The valgrind output is below:

==15602== 1,410 (24 direct, 1,386 indirect) bytes in 1 blocks are definitely lost in loss record 23 of 23
==15602==    at 0x4C28F9F: malloc (vg_replace_malloc.c:236)
==15602==    by 0x4C29019: realloc (vg_replace_malloc.c:525)
==15602==    by 0x40D364: avro_default_allocator (allocation.c:36)
==15602==    by 0x405428: avro_schema_link (schema.c:663)
==15602==    by 0x406946: avro_schema_copy (schema.c:1260)
==15602==    by 0x406722: avro_schema_copy (schema.c:1165)
==15602==    by 0x403EEA: main (test_avro_1167.c:74)
==15602== 
==15602== LEAK SUMMARY:
==15602==    definitely lost: 96 bytes in 3 blocks
==15602==    indirectly lost: 2,748 bytes in 28 blocks
==15602==      possibly lost: 0 bytes in 0 blocks
==15602==    still reachable: 0 bytes in 0 blocks
==15602==         suppressed: 0 bytes in 0 blocks
==15602== 
==15602== ERROR SUMMARY: 3 errors from 3 contexts (suppressed: 4 from 4)


                
> Avro-C: avro_schema_copy() does not copy AVRO_LINKs properly.
> -------------------------------------------------------------
>
>                 Key: AVRO-1167
>                 URL: https://issues.apache.org/jira/browse/AVRO-1167
>             Project: Avro
>          Issue Type: Bug
>          Components: c
>    Affects Versions: 1.7.1
>         Environment: Ubuntu Linux 11.10
>            Reporter: Vivek Nadkarni
>         Attachments: AVRO-1167-TEST.patch
>
>   Original Estimate: 168h
>  Remaining Estimate: 168h
>
> When avro_schema_copy() encounters an AVRO_LINK from an old_schema to a new_schema, it sets the target of the new_link to the target of the old_link in the old_schema. Thus, the AVRO_LINK in the new_schema points to an element in the old_schema. 
> While this is currently safe, since the reference count of the target in the old_schema is incremented, we are not really making a "copy" of the schema.
> There is a "TODO" in the code, which says that we should make a avro_schema_copy() of the target in old_schema instead of linking directly to it. However, this solution of making a copy would result in a few problems:
> 1. Avro schemas are intended to be self-contained. That implies that AVRO_LINKs are intended to be internal links inside a self-contained schema. The code introduces unnecessary (and potentially disallowed) external dependencies in an Avro schema. 

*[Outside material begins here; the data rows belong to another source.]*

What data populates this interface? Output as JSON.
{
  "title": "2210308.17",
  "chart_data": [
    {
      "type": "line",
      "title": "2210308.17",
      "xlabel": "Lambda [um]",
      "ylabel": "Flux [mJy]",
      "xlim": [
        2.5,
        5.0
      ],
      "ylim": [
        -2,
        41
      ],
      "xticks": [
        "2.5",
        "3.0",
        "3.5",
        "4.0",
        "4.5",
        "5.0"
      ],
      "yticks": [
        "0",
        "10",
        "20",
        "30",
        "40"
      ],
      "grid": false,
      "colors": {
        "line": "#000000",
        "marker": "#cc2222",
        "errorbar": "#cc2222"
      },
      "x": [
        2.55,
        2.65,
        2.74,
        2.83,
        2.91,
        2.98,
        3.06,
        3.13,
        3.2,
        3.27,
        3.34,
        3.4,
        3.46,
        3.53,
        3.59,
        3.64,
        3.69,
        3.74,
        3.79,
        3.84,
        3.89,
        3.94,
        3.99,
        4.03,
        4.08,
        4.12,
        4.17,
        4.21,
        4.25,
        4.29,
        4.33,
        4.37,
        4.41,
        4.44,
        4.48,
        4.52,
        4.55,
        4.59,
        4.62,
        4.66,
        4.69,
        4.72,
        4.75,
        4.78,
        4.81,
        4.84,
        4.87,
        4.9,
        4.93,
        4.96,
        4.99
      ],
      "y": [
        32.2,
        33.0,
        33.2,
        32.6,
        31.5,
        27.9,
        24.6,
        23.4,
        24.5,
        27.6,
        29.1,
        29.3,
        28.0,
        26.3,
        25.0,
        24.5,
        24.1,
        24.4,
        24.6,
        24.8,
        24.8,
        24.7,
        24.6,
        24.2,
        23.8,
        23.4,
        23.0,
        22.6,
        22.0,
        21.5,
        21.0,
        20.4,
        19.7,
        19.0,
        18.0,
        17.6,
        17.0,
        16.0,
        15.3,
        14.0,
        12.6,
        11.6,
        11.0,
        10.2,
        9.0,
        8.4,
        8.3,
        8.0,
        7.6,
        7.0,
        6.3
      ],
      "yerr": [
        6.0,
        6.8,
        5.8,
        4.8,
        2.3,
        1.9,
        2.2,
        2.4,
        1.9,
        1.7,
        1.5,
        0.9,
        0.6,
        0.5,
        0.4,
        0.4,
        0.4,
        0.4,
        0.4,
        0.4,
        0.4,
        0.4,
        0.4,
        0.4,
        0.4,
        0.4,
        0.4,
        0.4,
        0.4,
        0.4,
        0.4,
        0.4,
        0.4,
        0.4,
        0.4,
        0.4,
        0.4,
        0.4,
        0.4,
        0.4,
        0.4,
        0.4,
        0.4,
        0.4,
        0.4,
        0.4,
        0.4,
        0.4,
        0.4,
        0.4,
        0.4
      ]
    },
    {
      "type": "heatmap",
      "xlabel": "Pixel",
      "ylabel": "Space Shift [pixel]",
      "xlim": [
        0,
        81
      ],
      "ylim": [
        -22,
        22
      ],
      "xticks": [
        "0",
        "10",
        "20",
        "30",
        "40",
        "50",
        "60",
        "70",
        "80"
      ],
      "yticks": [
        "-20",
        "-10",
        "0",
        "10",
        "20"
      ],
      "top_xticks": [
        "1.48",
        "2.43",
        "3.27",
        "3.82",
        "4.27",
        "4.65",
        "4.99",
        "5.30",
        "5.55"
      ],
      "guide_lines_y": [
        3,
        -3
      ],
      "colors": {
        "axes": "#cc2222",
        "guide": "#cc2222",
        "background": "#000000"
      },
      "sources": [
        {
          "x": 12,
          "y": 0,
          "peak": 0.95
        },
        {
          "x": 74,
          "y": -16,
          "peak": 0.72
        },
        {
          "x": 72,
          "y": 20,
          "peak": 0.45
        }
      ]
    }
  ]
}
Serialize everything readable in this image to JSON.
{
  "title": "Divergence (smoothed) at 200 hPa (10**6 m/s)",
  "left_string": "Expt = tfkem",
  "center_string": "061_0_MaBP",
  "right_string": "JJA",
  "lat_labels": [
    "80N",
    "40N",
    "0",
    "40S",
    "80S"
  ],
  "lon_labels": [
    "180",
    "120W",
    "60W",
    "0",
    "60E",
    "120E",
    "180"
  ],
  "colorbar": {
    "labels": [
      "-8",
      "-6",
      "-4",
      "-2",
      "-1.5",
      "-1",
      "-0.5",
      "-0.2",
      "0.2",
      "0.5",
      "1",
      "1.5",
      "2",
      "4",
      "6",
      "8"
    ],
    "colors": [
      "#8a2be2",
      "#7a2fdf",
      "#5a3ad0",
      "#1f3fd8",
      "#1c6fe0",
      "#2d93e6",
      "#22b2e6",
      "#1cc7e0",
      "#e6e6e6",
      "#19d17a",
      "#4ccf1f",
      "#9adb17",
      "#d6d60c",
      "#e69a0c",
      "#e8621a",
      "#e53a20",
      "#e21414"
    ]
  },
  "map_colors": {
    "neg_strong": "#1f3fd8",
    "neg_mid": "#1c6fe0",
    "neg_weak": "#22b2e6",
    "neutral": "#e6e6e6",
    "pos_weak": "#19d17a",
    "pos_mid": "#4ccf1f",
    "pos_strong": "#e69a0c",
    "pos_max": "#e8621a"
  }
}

> 2. The purpose of copying a schema that we want to decouple the old_schema from the new_schema. The two copies may have different owners, we may want to deallocate old schema etc.
> 3. If the schema is recursive, then the code would enter an infinite recursion loop.
> It appears to me that the "correct" solution would be to replicate the entire structure of the current schema, including the internal links. This means that if old_link_A points to old_target_B, then new_link_A should point to new_target_B in the new schema. Note that there should only be one copy of new_target_B in the new schema, even if there are multiple links pointing to new_target_B - i.e. we should not make a new copy for each link.
> In order to implement this proper copying of links, we would need to keep a lookup table of pairs of old and new schemas as they are being created, as well as a list of all the AVRO_LINKs that are copied. Then as a post-copy step, we would go and fix up all the AVRO_LINKs to point to the appropriate targets. This is the way the schema is constructed in the first place in avro_schema_from_json().
> An inefficient way to obtain the correct result from avro_schema_copy() would be to perform an avro_schema_to_json() followed by an avro_schema_from_json().
> Note: I have not implemented a fix for this issue, but I am documenting this issue in AVRO-JIRA because this issue needs to be resolved before AVRO-766 can be fixed.